Por Antonella Marty, autora e cientista política argentina e pesquisadora latino-americana do Consumer Choice Center.
Vinte anos atrás, o Convenção-Quadro para o Controle do Tabaco (CQCT) foi uma ferramenta inovadora que impulsionou o tabagismo para a vanguarda da agenda global de saúde. Hoje, a CQCT continua sendo uma ferramenta internacional crucial, mas a ciência e a sociedade avançaram e, se realmente pretende continuar salvando vidas, precisa se adaptar. Com o 20º aniversário da CQCT, sua abordagem ultrapassada ignora algumas ferramentas de redução de danos, como a vaporização.
O tabagismo continua sendo um dos maiores causadores de mortes evitáveis em todo o mundo. Está associado a seis das oito principais causas de mortalidade, incluindo câncer de pulmão, DPOC e doenças cardiovasculares.
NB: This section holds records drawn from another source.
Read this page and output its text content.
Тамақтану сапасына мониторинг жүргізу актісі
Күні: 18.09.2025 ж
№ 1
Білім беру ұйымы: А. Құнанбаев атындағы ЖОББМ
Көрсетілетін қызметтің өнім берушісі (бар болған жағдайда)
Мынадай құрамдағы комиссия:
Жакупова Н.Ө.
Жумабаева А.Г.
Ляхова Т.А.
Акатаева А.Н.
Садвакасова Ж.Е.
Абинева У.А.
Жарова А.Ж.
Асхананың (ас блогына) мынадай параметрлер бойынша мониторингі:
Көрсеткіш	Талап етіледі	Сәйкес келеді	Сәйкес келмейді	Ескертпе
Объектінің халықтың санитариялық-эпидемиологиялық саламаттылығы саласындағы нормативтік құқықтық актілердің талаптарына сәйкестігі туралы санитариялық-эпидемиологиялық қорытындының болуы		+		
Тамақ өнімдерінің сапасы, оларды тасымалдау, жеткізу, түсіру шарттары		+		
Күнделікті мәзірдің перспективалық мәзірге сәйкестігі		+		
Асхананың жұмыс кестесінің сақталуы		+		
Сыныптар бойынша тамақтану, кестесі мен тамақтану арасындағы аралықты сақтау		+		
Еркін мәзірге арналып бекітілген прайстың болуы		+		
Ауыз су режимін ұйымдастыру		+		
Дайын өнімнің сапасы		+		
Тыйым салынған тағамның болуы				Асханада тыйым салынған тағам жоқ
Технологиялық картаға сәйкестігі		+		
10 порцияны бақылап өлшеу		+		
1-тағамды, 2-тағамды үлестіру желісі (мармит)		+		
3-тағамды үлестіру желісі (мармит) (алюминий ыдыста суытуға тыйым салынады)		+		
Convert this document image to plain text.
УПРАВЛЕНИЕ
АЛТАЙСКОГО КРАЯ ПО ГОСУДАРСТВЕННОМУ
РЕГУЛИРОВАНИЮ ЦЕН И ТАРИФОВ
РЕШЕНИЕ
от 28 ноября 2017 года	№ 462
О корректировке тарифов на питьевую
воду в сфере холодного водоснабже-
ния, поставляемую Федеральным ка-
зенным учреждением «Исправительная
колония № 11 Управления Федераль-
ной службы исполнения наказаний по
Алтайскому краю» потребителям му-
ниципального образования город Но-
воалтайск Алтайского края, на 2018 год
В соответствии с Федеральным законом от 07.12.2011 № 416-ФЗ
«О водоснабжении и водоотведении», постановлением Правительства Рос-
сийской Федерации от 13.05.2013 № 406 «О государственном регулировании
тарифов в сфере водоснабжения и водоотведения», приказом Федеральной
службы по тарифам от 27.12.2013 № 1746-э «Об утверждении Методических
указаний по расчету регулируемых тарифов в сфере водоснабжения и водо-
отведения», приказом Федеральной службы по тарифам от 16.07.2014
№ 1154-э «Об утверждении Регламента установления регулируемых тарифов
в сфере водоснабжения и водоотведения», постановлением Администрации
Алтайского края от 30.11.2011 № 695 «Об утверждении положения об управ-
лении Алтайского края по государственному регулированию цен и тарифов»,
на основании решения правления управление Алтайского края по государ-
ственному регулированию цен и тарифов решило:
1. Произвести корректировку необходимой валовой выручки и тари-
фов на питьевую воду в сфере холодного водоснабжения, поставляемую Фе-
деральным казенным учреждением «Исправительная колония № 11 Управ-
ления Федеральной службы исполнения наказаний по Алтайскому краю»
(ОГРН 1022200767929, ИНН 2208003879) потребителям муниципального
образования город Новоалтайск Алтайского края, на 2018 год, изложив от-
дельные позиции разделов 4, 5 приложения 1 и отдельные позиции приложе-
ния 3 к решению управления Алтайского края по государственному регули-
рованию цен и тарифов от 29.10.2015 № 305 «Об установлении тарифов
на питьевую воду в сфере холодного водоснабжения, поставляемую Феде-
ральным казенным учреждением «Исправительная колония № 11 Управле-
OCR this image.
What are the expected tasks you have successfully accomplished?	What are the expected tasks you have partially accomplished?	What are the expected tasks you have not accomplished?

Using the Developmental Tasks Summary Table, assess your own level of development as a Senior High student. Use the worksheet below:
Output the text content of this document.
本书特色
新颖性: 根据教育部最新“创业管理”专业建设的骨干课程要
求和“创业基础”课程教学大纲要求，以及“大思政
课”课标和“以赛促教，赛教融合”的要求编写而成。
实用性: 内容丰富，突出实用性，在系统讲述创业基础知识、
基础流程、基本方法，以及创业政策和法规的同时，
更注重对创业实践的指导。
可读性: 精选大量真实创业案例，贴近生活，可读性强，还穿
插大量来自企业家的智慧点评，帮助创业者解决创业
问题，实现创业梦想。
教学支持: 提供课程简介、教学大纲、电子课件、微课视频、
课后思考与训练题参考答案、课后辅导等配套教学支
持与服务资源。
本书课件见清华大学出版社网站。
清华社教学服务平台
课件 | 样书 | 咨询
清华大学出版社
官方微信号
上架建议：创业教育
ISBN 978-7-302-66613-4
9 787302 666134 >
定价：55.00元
De acordo com as estimativas globais mais recentes, o consumo de tabaco causa mais de oito milhões de mortes a cada ano, com cerca de uma em cada cinco diretamente ligada a doenças cardíacas. A boa notícia é que parar de fumar tem um impacto quase imediato: os riscos cardiovasculares caem pela metade em poucos anos após a interrupção.
Mas a discussão hoje não pode se limitar a simplesmente incentivar as pessoas a parar. Nem todos conseguem, ou querem, parar de usar nicotina da noite para o dia. É por isso que as estratégias de redução de danos ganharam força nas discussões sobre saúde pública. A Aliança Mundial de Vapers elaborou um relatório: “Repensando o controle do tabaco: 20 lições de redução de danos que a CQCT deve levar em consideração,” para destacar esses desafios e oportunidades. O relatório recente oferece 20 lições claras: os países que adotaram abordagens flexíveis, baseadas em dados e centradas nas pessoas estão observando as quedas mais impressionantes nas taxas de tabagismo. Suécia, Nova Zelândia e Reino Unido reduziram drasticamente o tabagismo, abrindo espaço para alternativas como vaporizadores ou sachês de nicotina.
Infelizmente, muitos governos ainda seguem o caminho oposto. Na América Latina, países como Argentina, Brasil, México, Nicarágua, Panamá, Uruguai, Venezuela e Suriname mantêm proibições absolutas aos cigarros eletrônicos. Proibição do México, em vigor desde 2022, apenas empurrou o vaping para um mercado negro perigoso e desregulamentado. O Panamá foi ainda mais longe ao proibir também o tabaco aquecido, gerando batalhas judiciais sobre os direitos do consumidor. Enquanto isso, o Peru enfrenta uma série de brechas legais que deixam os consumidores expostos, e só recentemente a Colômbia avançou em direção a um arcabouço regulatório equilibrado. Mesmo na Espanha, o governo introduziu impostos especiais sobre o vaping e está considerando restrições aos sabores, tratando esses produtos da mesma forma que os cigarros tradicionais. Embora essas medidas possam ser bem-intencionadas, elas correm o risco de limitar opções menos prejudiciais para quem está tentando parar de fumar.
Proibir sabores ou restringir o acesso a tecnologias de redução de danos sob a bandeira da proteção dos jovens pode parecer nobre, mas, na prática, penaliza milhões de adultos, especialmente os mais vulneráveis. Em vez de reduzir os danos, essas políticas frequentemente acabam ampliando as desigualdades em saúde. Uma abordagem melhor é focar em campanhas de educação e conscientização direcionadas aos jovens, ajudando a prevenir a iniciação e o acesso a produtos de nicotina.
A CQCT deve ser modernizada. A reforma visa priorizar as pessoas, com foco em resultados concretos em vez de uma ortodoxia rígida. A saúde pública não pode se dar ao luxo de ignorar os contextos nacionais. Grupos como a Aliança Mundial de Vapers, que reúne mais de 150.000 consumidores e organizações de defesa em todo o mundo, têm defendido exatamente isso: uma abordagem baseada em evidências e direitos individuais. Na Argentina, por exemplo, A WVA tem pressionado para que o governo tome medidas e atualize restrições de longa data que não estão mais alinhadas com a ciência atual, mas há uma falta de vontade política do governo para fazer quaisquer mudanças.
Cada país tem o direito de traçar seu próprio caminho rumo a um futuro sem fumo. Vidas são salvas por políticas inclusivas e realistas que permitem que as pessoas façam escolhas informadas. Se a CQCT quiser permanecer relevante pelos próximos vinte anos, deve abraçar um futuro em que as pessoas tenham mais opções, mais liberdade e, em última análise, melhor saúde.